The Harold J. Spaeth Dataset

The Supreme Court Database is a publicly available data bank started in the 1980s by Harold J Spaeth, PhD, JD with a grant from the National Science Foundation to facilitate research on the Supreme Court. The accuracy of data has been externally validated and is used widely by legal academics for studies of Supreme Court decisions. From its inception, the databank has expanded to document every vote made by the Supreme Court since 1946. In its current form, the data bank contains 247 variables for each vote. The variables, or features, of the dataset can be generalized into six main groups: identification, background, chronological, substantive, outcome, and voting/opinion variables. To make the database more tenable, we refined the database to fifty features of interest. Specifically, features were chosen based on their relevance to objectifying patterns within Supreme Court decisions. Numerous features, such as ‘Docket Number’, ‘Case Number’, and ‘Natural Court’, were able to be removed simply because the variable represent irrelevant, procedural data that was present only due to the thoroughness of the data bank’s documentation of the votes or because the variable was deemed to be supplementary to data present in the retained features. The retained features with which exploratory analysis is proceed upon include information on the origins each case brought before the Court for review, details of Judge votes/opinions, and statistics on Court composition.

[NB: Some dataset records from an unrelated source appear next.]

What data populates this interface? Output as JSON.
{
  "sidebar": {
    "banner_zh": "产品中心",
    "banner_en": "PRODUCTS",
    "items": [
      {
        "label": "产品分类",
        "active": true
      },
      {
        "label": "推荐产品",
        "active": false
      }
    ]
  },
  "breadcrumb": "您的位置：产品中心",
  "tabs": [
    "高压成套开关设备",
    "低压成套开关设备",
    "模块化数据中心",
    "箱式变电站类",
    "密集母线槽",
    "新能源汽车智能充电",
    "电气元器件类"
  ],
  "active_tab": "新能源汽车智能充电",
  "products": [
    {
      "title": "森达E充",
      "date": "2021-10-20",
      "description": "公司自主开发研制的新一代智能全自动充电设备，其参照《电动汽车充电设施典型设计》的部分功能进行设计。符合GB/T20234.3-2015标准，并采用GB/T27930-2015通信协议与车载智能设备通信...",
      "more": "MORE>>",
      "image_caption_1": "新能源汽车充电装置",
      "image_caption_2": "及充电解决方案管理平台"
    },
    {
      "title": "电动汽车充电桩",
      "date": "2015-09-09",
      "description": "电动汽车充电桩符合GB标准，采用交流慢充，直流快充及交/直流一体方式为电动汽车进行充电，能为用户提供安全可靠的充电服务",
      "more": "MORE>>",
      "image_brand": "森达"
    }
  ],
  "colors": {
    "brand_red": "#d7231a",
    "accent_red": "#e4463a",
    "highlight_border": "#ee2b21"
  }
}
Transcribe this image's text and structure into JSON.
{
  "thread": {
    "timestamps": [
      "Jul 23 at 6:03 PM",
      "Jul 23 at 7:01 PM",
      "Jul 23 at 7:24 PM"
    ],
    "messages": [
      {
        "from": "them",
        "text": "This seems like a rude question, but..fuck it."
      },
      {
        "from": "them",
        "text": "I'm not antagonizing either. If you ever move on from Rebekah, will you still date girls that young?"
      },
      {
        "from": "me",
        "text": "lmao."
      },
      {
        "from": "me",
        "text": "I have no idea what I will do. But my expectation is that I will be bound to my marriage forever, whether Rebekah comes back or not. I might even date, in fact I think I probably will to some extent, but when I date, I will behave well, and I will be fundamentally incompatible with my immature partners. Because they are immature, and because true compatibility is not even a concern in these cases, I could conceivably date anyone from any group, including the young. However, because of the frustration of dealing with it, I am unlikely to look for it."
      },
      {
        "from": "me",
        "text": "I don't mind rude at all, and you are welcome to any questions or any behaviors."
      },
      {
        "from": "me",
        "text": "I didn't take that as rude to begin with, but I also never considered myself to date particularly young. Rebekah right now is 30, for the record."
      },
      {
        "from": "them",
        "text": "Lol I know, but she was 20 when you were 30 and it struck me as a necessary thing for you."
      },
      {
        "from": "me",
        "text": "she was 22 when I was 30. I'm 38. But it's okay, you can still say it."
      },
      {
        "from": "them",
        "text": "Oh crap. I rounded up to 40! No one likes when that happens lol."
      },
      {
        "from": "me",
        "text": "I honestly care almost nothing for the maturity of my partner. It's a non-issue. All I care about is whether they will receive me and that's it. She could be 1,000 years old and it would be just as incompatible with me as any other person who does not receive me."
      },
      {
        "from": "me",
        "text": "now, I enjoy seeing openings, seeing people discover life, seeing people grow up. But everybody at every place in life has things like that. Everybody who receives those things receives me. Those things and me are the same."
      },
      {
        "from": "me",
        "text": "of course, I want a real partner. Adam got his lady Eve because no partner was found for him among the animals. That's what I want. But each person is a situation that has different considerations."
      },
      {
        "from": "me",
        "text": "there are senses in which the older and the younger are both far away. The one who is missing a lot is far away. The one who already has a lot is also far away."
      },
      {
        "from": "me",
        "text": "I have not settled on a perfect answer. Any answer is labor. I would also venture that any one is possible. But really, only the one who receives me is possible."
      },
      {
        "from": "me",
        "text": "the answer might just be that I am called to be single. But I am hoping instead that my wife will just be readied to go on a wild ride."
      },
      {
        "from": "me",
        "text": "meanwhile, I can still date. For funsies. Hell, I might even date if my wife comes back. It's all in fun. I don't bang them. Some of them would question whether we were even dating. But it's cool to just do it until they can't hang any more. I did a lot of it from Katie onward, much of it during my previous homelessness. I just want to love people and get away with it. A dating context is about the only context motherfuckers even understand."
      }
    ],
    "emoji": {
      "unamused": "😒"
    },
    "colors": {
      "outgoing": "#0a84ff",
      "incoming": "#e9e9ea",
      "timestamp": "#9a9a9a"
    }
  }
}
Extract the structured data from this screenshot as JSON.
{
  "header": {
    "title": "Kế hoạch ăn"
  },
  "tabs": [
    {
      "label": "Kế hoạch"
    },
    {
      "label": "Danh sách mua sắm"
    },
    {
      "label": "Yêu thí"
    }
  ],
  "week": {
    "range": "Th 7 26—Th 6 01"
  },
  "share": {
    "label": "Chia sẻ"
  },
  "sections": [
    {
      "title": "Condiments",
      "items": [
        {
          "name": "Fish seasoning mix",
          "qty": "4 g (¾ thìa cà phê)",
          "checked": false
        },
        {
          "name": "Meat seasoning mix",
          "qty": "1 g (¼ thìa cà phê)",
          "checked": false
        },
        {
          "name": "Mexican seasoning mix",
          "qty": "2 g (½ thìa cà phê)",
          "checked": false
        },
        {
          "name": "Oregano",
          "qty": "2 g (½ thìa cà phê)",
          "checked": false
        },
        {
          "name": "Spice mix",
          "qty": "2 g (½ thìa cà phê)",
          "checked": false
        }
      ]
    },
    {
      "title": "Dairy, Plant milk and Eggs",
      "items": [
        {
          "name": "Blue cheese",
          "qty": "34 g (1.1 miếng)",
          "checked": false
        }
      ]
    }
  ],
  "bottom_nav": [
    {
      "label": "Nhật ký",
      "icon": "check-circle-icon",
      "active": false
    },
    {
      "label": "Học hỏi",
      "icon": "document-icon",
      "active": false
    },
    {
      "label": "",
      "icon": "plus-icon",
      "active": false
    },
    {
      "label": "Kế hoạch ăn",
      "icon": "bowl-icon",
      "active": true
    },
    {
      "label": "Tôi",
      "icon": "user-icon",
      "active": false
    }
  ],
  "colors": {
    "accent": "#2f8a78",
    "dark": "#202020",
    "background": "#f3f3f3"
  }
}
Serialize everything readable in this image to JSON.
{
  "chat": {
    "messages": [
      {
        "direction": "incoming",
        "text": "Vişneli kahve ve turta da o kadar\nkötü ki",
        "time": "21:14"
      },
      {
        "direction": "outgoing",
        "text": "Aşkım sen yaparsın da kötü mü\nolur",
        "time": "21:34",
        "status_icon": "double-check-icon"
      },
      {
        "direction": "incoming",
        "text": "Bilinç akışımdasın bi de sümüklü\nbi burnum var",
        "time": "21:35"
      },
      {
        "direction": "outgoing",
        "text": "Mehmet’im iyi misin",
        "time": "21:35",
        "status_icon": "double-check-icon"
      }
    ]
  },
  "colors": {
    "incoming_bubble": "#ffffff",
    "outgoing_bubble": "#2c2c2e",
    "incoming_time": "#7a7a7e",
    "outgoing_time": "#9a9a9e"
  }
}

Wikipedia Data on Supreme Court Justices

The Supreme Court is part of the judicial branch of government, and thus not a political office. However, each justice is appointed by a sitting President, with a political affiliation to a particular party. In order to gain insight into the political leanings of the court, we scraped Wikipedia for the political parties of the appointing President for each justice in the Spaeth dataset. We then added this party as a feature of our dataset.

The CourtListener API

CourtListener is a free legal search engine that is developed and maintained by the Free Law Project. CourtListener provides a free API for access to both data in bulk and individual queries. We used CourtListener’s bulk-data API to get information about every court case in the Spaeth dataset, including which other cases it cited. The data was retrieved as XML and then parsed and restructured so that it could be compiled with the Spaeth data. Using these citations, we created a network of influence among the Supreme Court opinions.

Supreme Court Briefs Made Available by the American Bar Association

The American Bar Association publishes the text of briefs to the Supreme Court in PDF format. Before each case the court takes, the petitioner and the respondent submit a merit brief to the court which outlines their argument. We created a script to download all of the pdfs from 2003-2009, open the documents, and parse them for citations of Supreme Court opinions. We then matched these briefs with the opinion that the court gave when the case was decided.